Whitfield was a prominent Republican, but not just any prominent Republican. He was the Collector of Internal Revenue for the Third District of New York County and that made him very prominent indeed.

The sixtyish Whitfield was also self-educated and self-made. He had an impressive history of appointments, from private secretary of New York State’s treasurer, to chief clerk in the State Treasury to supervisor of Accounts for the New York Racing Commission. He was on a first name basis with religious leaders, judges, the mayor’s staff and Mayor Jimmy Walker himself. He had “friends” everywhere.

Whitfield had certainly used his influence to achieve a lot of good.

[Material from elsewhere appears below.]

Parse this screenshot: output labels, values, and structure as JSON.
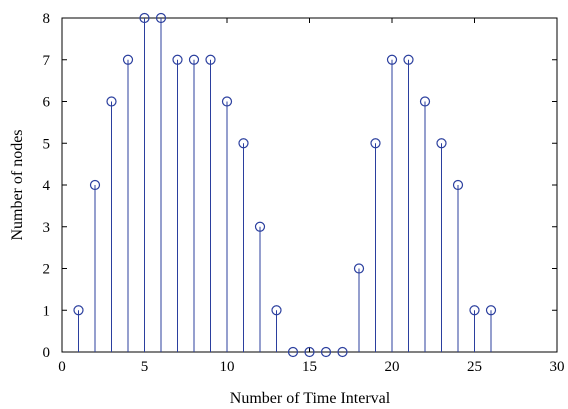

Thanks to his direct intervention, more colored had been appointed to better-paying city and federal positions than ever before. If you needed coal in the winter, medicine for a Harlem clinic or books for a classroom, Whitfield was the man to see.

But if you crossed him, or criticized one of his allies, you were dead meat. A master of Machiavellian maneuvers, Whitfield moved silently and struck swiftly. He deserved his reputation as being cool, calculating and occasionally vindictive.

People were still talking about the Hamilton incident, five years after the fact. Edward H. Hamilton was a militant socialist and leading Negro nationalist. Back in ‘21, he had a humble job as a clerk at the post office. He wrote a couple of letters to the New York Sun criticizing conservative civil rights leader Booker T. Washington. Whitfield owed his start to Booker T. and was fiercely loyal, so when he saw the letters he was furious. Whitfield picked up the phone and by the time he hung up, Hamilton was out of a job. Apparently, the postmaster general was one of Whitfield’s many “friends.”

He was a powerhouse, all right. Not good looking by any stretch of the imagination, but impressively clever, urbane and discerning.

I’d met him at one of Carl Van Vechten’s infamously smart dinner parties. Whitfield knew about international affairs, and could speak with eloquence and enlightenment on a wide range of matters. But his attitude toward women was primitive. Upon learning what I did for a living—and that no, I wasn’t interested in dating him—he lectured me on how women belong in the kitchen, that American women don’t know how to appreciate their men and that the so-called ‘modern woman’ is simply a woman who has lost her soul. A woman, he said, is meant to be taken care of, to be cosseted, coddled and protected—as long as she remembers her place. The moment she forgets it, he said, she must be reminded.

Could an accomplished man of his position really think that way? At the time, I couldn’t believe it, but now I had to wonder.

Whitfield wouldn’t have been interested in a woman who saw him for what he was, but what about someone like Esther? She was poor and struggling. By all accounts, she was trusting, often naive. He might’ve found her an easy target. What had he promised her? Help or rescue? Maybe even love? Had he promised her anything? Would he have even had to? Maybe she had simply hoped.

Dear, sweet Esther. The vicious scar that marred her face showed that she’d already once fallen prey to the charms of an abuser. If Whitfield had targeted her for seduction, where would she found the strength to resist him?

At some point, however, she must’ve realized that she’d stepped into a trap. She’d tried to walk away. Had he refused to let her? Could he, a man of his high station, have been involved in something so despicable as making her disappear?